Johnson-Sirleaf regressou em 2003, após a queda de Taylor (hoje a ser julgado num tribunal internacional), para dirigir a Comissão de Boa Governação, cuja missão consistiu em preparar as eleições democráticas e em dar início a um combate contra a corrupção endémica. Depois, seguiu-se a eleição presidencial e a tomada de posse, à qual veio assistir a mulher do Presidente americano, Laura Bush, e a secretária de Estado, Condoleezza Rice num sinal de apoio de Washington.

Ellen Johnson-Sirleaf tem entre os seus antepassados os antigos escravos americanos que fundaram a Libéria o que faz dela parte da casta de elite do país, os américo-liberianos, um grupo que representa três a cinco por cento da população mas não gosta que refiram esse facto, que lhe parece alimentar as divisões étnicas que dividem o país. "Se essa classe existiu, já foi apagada ao longo dos anos, através de casamentos e da integração social", diz.

A sua determinação e a sua guerra sem tréguas contra a corrupção que é, ainda hoje, a par da educação, a sua grande batalha valeu-lhe o epíteto de "Dama de Ferro", mas a sua pose não tem nada a ver com Thatcher.

A luta contra a corrupção é essencial para a atracção de capital e de meios técnicos que a Libéria não possui apesar dos seus ricos recursos em diamantes, madeira e borracha.

Quando tomou posse, as suas prioridades eram "garantir a paz e curar as feridas da guerra", mas Johnson-Sirleaf sabe que só a batalha do desenvolvimento pode garantir a paz de forma duradoura. Hoje, a segurança ainda é assegurada em muitas regiões do país por 15.000 capacetes azuis da ONU.

O jornalista e escritor americano Jon Lee Anderson publicou no The New Yorker em Março do ano passado um impressionante artigo sobre o estado do país (onde ele próprio viveu quando criança), onde se passeia literalmente pelas ruínas de Monróvia. Aí, uma diplomata da embaixada americana descreve o país em duas pinceladas: "É um Estado falhado. Não há nenhum sector do país que não esteja em ruínas".

O país, com os seus três milhões de habitantes, não possui praticamente infra-estruturas, as telecomunicações a distribuição de água, os esgotos são quase inexistentes, as estradas rudimentares. A esperança de vida é de 40 anos. Uma em cada cinco crianças não chega aos cinco anos de vida a maior parte vítimas de doenças tão evitáveis como a diarreia ou o sarampo.

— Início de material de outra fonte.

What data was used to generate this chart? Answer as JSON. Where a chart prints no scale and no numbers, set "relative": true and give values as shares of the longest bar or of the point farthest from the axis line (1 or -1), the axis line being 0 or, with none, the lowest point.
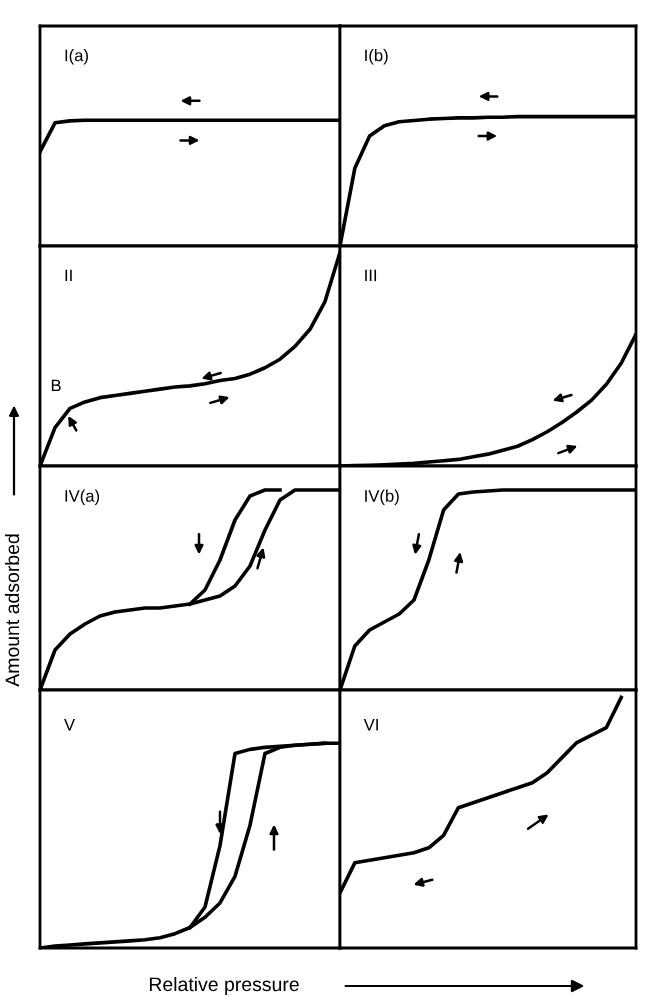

Três quartos da população vive com menos de um dólar por dia e a taxa de desemprego é de 80 por cento. A tuberculose e a sida são generalizadas. O país está, para mais, estrangulado por uma dívida de 3200 milhões de dólares (800 milhões ao FMI!) que a Presidente tenta cancelar através de acordos bilaterais.

A revista Forbes incluiu este ano Johnson-Sirleaf na lista das 100 mulheres mais poderosas do mundo, mas a escolha não pode ter deixado de a fazer sorrir. Respeitada, sem dúvida.

Corajosa, também. E com um forte sentimento de dever para com o seu país e estas mulheres camponesas e sem poder, sobre quem recaem todas as responsabilidades e todas as violências. Mas poder é o que falta a esta mãe de quatro fi lhos e avó de seis netos que faz amanhã 69 anos e que tem o simples desejo de garantir a todas as crianças do seu país o luxo de uma escola.

Na cimeira UE-África, o que acontecer com a Libéria será um indicador. Não porque a Europa se deva comportar de forma diferente perante um Estado governado por uma mulher. Mas porque se trata de um pequeno país que enveredou pela democracia e pelo combate à corrupção depois de uma geração de violência étnica e de pilhagem.

O tipo de evolução que a política externa da UE deve, por todas as razões, apoiar de forma evidente.